When Jesus calls you, you are adopted as a child of God and brother or sister of Christ. Verse 17: Jesus said to her, “Do not hold on to me, because I have not yet ascended to the Father. But go to my brothers and say to them, ‘I am ascending to my Father and your Father, to my God and your God.’ Jesus calls his Father, our Father and his God, our God. When the risen Jesus calls us by name, we become part of the family. We not only have an identity secured by Christ naming us, but we have fellowship and relationship with God. God becomes our Father in Jesus Christ. He is our brother as well as our Lord. In the story of death, we were separated from God by our Sin. We knew the Lord only as judge. But now, at the voice of Christ, we know God as our loving and gracious Father and Christ as our brother. We are restored. We are brought home into the Father’s house, not as guests or even servants, but as children. In the story of resurrection, you have a home in the Father’s house, because Jesus calls his Father our Father.

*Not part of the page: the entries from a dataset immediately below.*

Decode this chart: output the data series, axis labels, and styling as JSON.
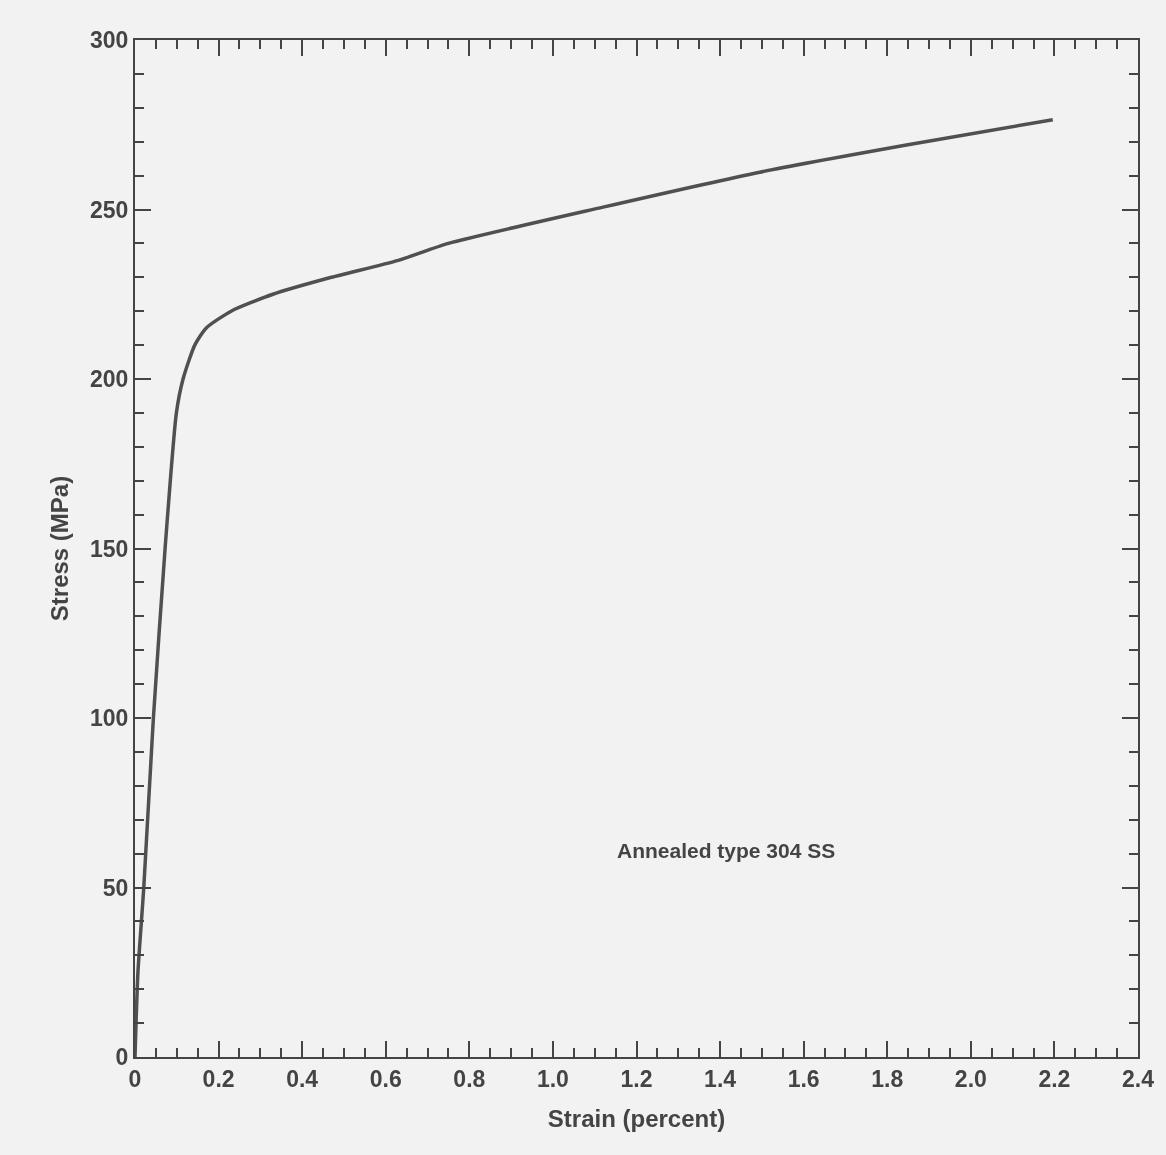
{
  "chart_data": {
    "type": "line",
    "xlabel": "Strain (percent)",
    "ylabel": "Stress (MPa)",
    "annotations": [
      "Annealed type 304 SS"
    ],
    "series": [
      {
        "color": "#505050",
        "x": [
          0,
          0.007,
          0.021,
          0.044,
          0.072,
          0.099,
          0.115,
          0.143,
          0.17,
          0.23,
          0.33,
          0.47,
          0.63,
          0.75,
          1.12,
          1.495,
          1.846,
          2.196
        ],
        "values": [
          0,
          25,
          50,
          100,
          150,
          190,
          200,
          210,
          215,
          220,
          225,
          230,
          235,
          240,
          250.7,
          261,
          269,
          276.5
        ]
      }
    ],
    "xlim": [
      0,
      2.4
    ],
    "ylim": [
      0,
      300
    ],
    "xticks": [
      0,
      0.2,
      0.4,
      0.6,
      0.8,
      {
        "value": 1.0,
        "label": "1.0"
      },
      1.2,
      1.4,
      1.6,
      1.8,
      {
        "value": 2.0,
        "label": "2.0"
      },
      2.2,
      2.4,
      {
        "value": 0.05,
        "label": null
      },
      {
        "value": 0.1,
        "label": null
      },
      {
        "value": 0.15,
        "label": null
      },
      {
        "value": 0.25,
        "label": null
      },
      {
        "value": 0.3,
        "label": null
      },
      {
        "value": 0.35,
        "label": null
      },
      {
        "value": 0.45,
        "label": null
      },
      {
        "value": 0.5,
        "label": null
      },
      {
        "value": 0.55,
        "label": null
      },
      {
        "value": 0.65,
        "label": null
      },
      {
        "value": 0.7,
        "label": null
      },
      {
        "value": 0.75,
        "label": null
      },
      {
        "value": 0.85,
        "label": null
      },
      {
        "value": 0.9,
        "label": null
      },
      {
        "value": 0.95,
        "label": null
      },
      {
        "value": 1.05,
        "label": null
      },
      {
        "value": 1.1,
        "label": null
      },
      {
        "value": 1.15,
        "label": null
      },
      {
        "value": 1.25,
        "label": null
      },
      {
        "value": 1.3,
        "label": null
      },
      {
        "value": 1.35,
        "label": null
      },
      {
        "value": 1.45,
        "label": null
      },
      {
        "value": 1.5,
        "label": null
      },
      {
        "value": 1.55,
        "label": null
      },
      {
        "value": 1.65,
        "label": null
      },
      {
        "value": 1.7,
        "label": null
      },
      {
        "value": 1.75,
        "label": null
      },
      {
        "value": 1.85,
        "label": null
      },
      {
        "value": 1.9,
        "label": null
      },
      {
        "value": 1.95,
        "label": null
      },
      {
        "value": 2.05,
        "label": null
      },
      {
        "value": 2.1,
        "label": null
      },
      {
        "value": 2.15,
        "label": null
      },
      {
        "value": 2.25,
        "label": null
      },
      {
        "value": 2.3,
        "label": null
      },
      {
        "value": 2.35,
        "label": null
      }
    ],
    "yticks": [
      0,
      50,
      100,
      150,
      200,
      250,
      300,
      {
        "value": 10,
        "label": null
      },
      {
        "value": 20,
        "label": null
      },
      {
        "value": 30,
        "label": null
      },
      {
        "value": 40,
        "label": null
      },
      {
        "value": 60,
        "label": null
      },
      {
        "value": 70,
        "label": null
      },
      {
        "value": 80,
        "label": null
      },
      {
        "value": 90,
        "label": null
      },
      {
        "value": 110,
        "label": null
      },
      {
        "value": 120,
        "label": null
      },
      {
        "value": 130,
        "label": null
      },
      {
        "value": 140,
        "label": null
      },
      {
        "value": 160,
        "label": null
      },
      {
        "value": 170,
        "label": null
      },
      {
        "value": 180,
        "label": null
      },
      {
        "value": 190,
        "label": null
      },
      {
        "value": 210,
        "label": null
      },
      {
        "value": 220,
        "label": null
      },
      {
        "value": 230,
        "label": null
      },
      {
        "value": 240,
        "label": null
      },
      {
        "value": 260,
        "label": null
      },
      {
        "value": 270,
        "label": null
      },
      {
        "value": 280,
        "label": null
      },
      {
        "value": 290,
        "label": null
      }
    ],
    "grid": false,
    "marker": "none",
    "line_style": "solid"
  }
}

Lastly, when Jesus calls you, you are sent to proclaim him. Verses 17 and 18: Jesus said to her, “Do not hold on to me, because I have not yet ascended to the Father. But go to my brothers and say to them, ‘I am ascending to my Father and your Father, to my God and your God.’” Mary Magdalene went and announced to the disciples, “I have seen the Lord,” and she told them that he had said these things to her. Mary is sent. The resurrection story is not meant to be kept quiet. Secure as one named by Christ and restored to relationship to the Father, Mary is emboldened to go and announce the good news: I have seen the Lord! Jesus Christ is risen.

We don’t know how to understand what is going on around us unless we know what kind of story we are in. Mary spent most of Easter morning living in a story of death. She lived unable to see what God had done and was doing right in front of her because she thought she knew how the story ended. But at the voice of Jesus, she was pulled into a new story, the story of resurrection, where Jesus Christ is risen and reigning. She could see as if for the first time the hope of Christ’s resurrection in the face of death. At the voice of Jesus, she was named, adopted, and sent.

Do you hear the voice of Christ this morning, calling you by name? The risen Jesus knows you, knows your name, and he calls you, giving you a firm identity in him that can never be taken or shaken. The risen Jesus also calls his Father, your Father, inviting you home to the Father’s house as a child of God. The risen Jesus also sends you out to proclaim his resurrection.

Do you hear the voice of Christ this morning, calling you by name? Whether you hear his voice and see, and what story you know you are in, will determine how you live today and from this day forward.

In the name of the Father, Son, and Holy Spirit. Amen.